City of Sandy Springs has focused on traffic problems for years

As far back as 2009, the city started concentrating on several notable traffic problem areas.

Four years ago, it was focused on Hammond Drive from Roswell Road to Glenridge Drive. The city noted that this portion of Hammond Drive lacked sidewalks and marked crosswalks, as well as insufficiently providing for MARTA — all of which led to an increase in neighborhood cut-through traffic, negatively impacting adjacent roadways.

According to the city, based on traffic data collected in 2019, Hammond Drive between Roswell Road and Glenridge Drive carried approximately 17,500 vehicles a day, a higher volume of traffic than the capacity of the two-lane roadway.
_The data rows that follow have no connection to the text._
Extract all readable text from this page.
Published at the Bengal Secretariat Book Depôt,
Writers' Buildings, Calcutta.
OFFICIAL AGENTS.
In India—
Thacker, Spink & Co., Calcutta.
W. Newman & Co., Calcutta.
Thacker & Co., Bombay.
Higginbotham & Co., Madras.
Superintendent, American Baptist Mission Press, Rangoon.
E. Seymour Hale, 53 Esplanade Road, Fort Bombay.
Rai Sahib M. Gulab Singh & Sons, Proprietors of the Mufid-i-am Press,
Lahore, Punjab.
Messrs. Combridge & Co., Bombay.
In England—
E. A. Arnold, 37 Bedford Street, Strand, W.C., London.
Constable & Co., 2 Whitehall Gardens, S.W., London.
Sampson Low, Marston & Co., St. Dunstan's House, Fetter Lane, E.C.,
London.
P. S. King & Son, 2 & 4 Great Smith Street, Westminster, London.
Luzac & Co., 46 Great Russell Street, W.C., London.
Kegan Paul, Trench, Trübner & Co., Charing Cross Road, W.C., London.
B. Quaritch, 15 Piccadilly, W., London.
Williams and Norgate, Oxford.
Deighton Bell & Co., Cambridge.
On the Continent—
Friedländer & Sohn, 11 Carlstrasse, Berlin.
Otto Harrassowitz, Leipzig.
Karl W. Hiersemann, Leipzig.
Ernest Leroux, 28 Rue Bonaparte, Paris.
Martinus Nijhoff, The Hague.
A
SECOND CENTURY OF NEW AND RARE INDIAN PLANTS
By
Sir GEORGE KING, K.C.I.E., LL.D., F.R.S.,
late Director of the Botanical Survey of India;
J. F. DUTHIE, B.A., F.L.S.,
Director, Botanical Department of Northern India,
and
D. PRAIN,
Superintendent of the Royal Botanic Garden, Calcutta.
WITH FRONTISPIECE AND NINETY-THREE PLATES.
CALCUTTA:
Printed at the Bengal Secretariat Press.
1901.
To further exacerbate the traffic problem, the city understood that the area of Hammond Drive between Boylston Drive and Glenridge Drive is the narrowest section of Hammond.

In 2022, the city approved continuation of preliminary work on Hammond Drive between Boylston Road and Glenridge Road, to the tune of nearly $3 million.

Sandy Springs seeks funding to complete the Hammond Drive and Boylston Drive intersection project.

Requests for extra funding to finance plans

Then earlier this year the city council agreed to request $2 million from the State Road and Tollway Authority to complete financing of the Boylston/Hammond intersection. The funding would be in the form of a $1.1 million low-interest loan and a $900,000 grant. According to the city council, to be eligible for this funding, projects must enhance movement as well as drive economic development.

The city already has $3.5 million from its capital improvement funds, but the project is expected to cost $5.5 million, to cover the installation of sidewalks and paths and the readjustment of the intersection. The city expects construction to start this summer.

Public Works Director Marty Martin said, “The project will continue to spur economic development by creating a safer transportation environment.” The project includes the widening of Hammond Drive to four lanes. He added that the proposed sidewalk and pathways would contribute to the city’s goal to make the city better for pedestrians as well as bike riders.

Martin said that the city will know whether it will obtain the requested funds by early this summer.

Powers Ferry as city’s western gateway

Then, last August, Sandy Springs residents were apprised of the city’s Powers Ferry Transportation Study whose purpose is to improve pedestrian, bicycle, transit and vehicular travel in an area that “straddles I-285 at Northside Drive and serves as the western gateway” to the city, a report stated. “The area is home to a regional employment center and residential neighborhoods, is served by small scale retail, and provides access to the Chattahoochee River National Recreation Area.”

According to the report, the study will develop an implementation plan “to move projects and strategies forward. It will further evaluate these improvements and determine the feasibility and costs association with implementation.”

The nine-month study that launched in May last year is supposed to be completed this spring. Throughout the study process, residents have been encouraged to share ideas and provide feedback on the proposed transportation improvements in the area. An open house for the public is scheduled for Thursday, Feb. 22, at 6 p.m. at City Hall.

Residents and business owners may come to complain, but the city plans to take those complaints into account as it moves the city forward, both literally and figuratively.